The Convenient Coincidence

Most movies begin with a convenient coincidence. And as long as it doesn’t completely insult our intelligence, we as audience members will accept just about any inciting incident. A lonely boy befriends a gentle alien who didn’t make it back to the spaceship in time. An ordinary businessman raises his hand at exactly the wrong moment and gets mistaken for a spy. A down-at-heel boxer just happens to live in the city where the reigning champ is searching for his next opponent. This is what sets the story in motion. You don’t need a degree in film theory to instinctively know the conventions of storytelling.
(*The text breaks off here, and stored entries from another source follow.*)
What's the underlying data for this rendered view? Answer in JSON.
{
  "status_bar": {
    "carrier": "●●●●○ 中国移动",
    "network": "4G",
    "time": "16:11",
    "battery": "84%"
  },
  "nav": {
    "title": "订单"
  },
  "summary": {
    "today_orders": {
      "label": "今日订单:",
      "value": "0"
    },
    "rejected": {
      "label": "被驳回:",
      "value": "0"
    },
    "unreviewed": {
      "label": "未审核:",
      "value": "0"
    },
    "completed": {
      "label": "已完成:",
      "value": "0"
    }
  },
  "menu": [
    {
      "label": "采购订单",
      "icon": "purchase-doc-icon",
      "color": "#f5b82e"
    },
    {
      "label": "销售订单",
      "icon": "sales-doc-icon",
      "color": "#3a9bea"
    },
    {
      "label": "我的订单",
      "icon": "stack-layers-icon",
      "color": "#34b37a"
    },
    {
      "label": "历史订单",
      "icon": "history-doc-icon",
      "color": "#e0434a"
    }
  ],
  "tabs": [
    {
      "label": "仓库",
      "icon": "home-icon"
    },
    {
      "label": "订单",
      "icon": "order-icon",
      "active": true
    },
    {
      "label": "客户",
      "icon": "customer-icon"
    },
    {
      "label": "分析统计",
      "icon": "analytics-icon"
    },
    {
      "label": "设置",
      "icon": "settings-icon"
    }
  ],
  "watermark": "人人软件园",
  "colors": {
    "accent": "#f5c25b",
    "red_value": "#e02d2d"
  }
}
But subsequent coincidences, even just one, will test our goodwill. They are cheats, pure and simple. Deployed by the writer to get out of a tricky spot. Every movie gets one free pass, because that’s how it has to be. One should suffice. One is plenty.
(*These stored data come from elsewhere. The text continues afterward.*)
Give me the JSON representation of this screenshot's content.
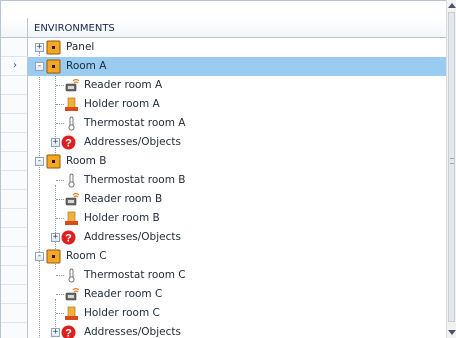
{
  "header": {
    "title": "ENVIRONMENTS"
  },
  "tree": {
    "nodes": [
      {
        "label": "Panel",
        "icon": "panel-icon",
        "expander": "+"
      },
      {
        "label": "Room A",
        "icon": "room-icon",
        "expander": "-",
        "selected": true
      },
      {
        "label": "Reader room A",
        "icon": "reader-icon"
      },
      {
        "label": "Holder room A",
        "icon": "holder-icon"
      },
      {
        "label": "Thermostat room A",
        "icon": "thermostat-icon"
      },
      {
        "label": "Addresses/Objects",
        "icon": "question-icon",
        "expander": "+"
      },
      {
        "label": "Room B",
        "icon": "room-icon",
        "expander": "-"
      },
      {
        "label": "Thermostat room B",
        "icon": "thermostat-icon"
      },
      {
        "label": "Reader room B",
        "icon": "reader-icon"
      },
      {
        "label": "Holder room B",
        "icon": "holder-icon"
      },
      {
        "label": "Addresses/Objects",
        "icon": "question-icon",
        "expander": "+"
      },
      {
        "label": "Room C",
        "icon": "room-icon",
        "expander": "-"
      },
      {
        "label": "Thermostat room C",
        "icon": "thermostat-icon"
      },
      {
        "label": "Reader room C",
        "icon": "reader-icon"
      },
      {
        "label": "Holder room C",
        "icon": "holder-icon"
      },
      {
        "label": "Addresses/Objects",
        "icon": "question-icon",
        "expander": "+"
      }
    ]
  },
  "row_pointer": "›",
  "colors": {
    "selection": "#99ccf0",
    "grid_border": "#b8c4d4",
    "room_icon_fill": "#f5a623",
    "question_icon_fill": "#e01e1e"
  }
}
Argh! You're breaking the fourth wall!

When I recently watched Juan Antonio Bayona’s The Orphanage again, after enough time had passed for me to forget some of the salient points, the same pesky conclusions came back to haunt me. For one thing, the story progresses too smoothly. Now, a sense of simplicity and orderliness is good. The many clunky flicks out there suggest that it is a difficult effect to achieve. But the advancement of a movie’s plot shouldn’t feel this unchallenged or easy. Well, that’s my opinion, anyway. The Orphanage really runs into trouble about halfway through, when main character Laura (Belén Rueda) just happens to see an old woman she’s been searching for right in front of her car, crossing the street. And this is in some snowy mountain hamlet, far from the seaside where Laura lives. Dude, what are the odds? Things aren’t helped by the abrupt and arbitrary nature of the sequence either.
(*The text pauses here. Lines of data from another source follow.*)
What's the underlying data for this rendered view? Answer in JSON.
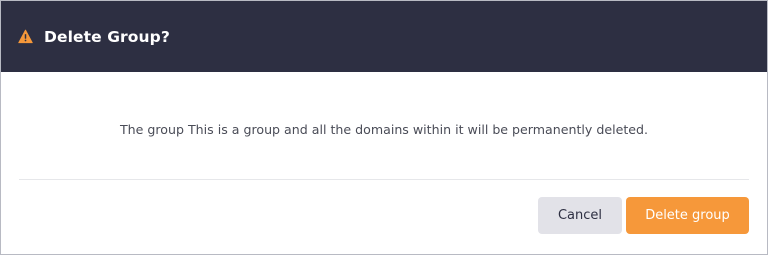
{
  "dialog": {
    "title": "Delete Group?",
    "title_icon": "warning-triangle-icon",
    "message": "The group This is a group and all the domains within it will be permanently deleted.",
    "cancel_label": "Cancel",
    "confirm_label": "Delete group"
  },
  "colors": {
    "header_bg": "#2d2f42",
    "warning_accent": "#f6983a",
    "confirm_button": "#f6983a",
    "cancel_button": "#e2e2e8"
  }
}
Everything is spookier in night vision.

As has become customary when I dump on a movie here at OP-dEaD, I now come running to its defense. Because I really like The Orphanage. Rueda gives a superb performance, and the director skillfully utilizes the creepy setting. Also, Óscar Faura’s cinematography is really good. Few, if any, haunted house movies have ever looked better. Besides, if faced with a choice, I’ll usually take subtle chills and a mounting atmosphere of dread over blood and guts. The Orphanage is pleasantly slow, infused with affection and about as vulgar as a glass of milk. But a tasteful presentation doesn’t automatically bestow more free passes. The rules apply. The rules always apply. Want a haunted house movie that sticks to them? I’d recommend The Others or The Devil’s Backbone, both of which are splendido.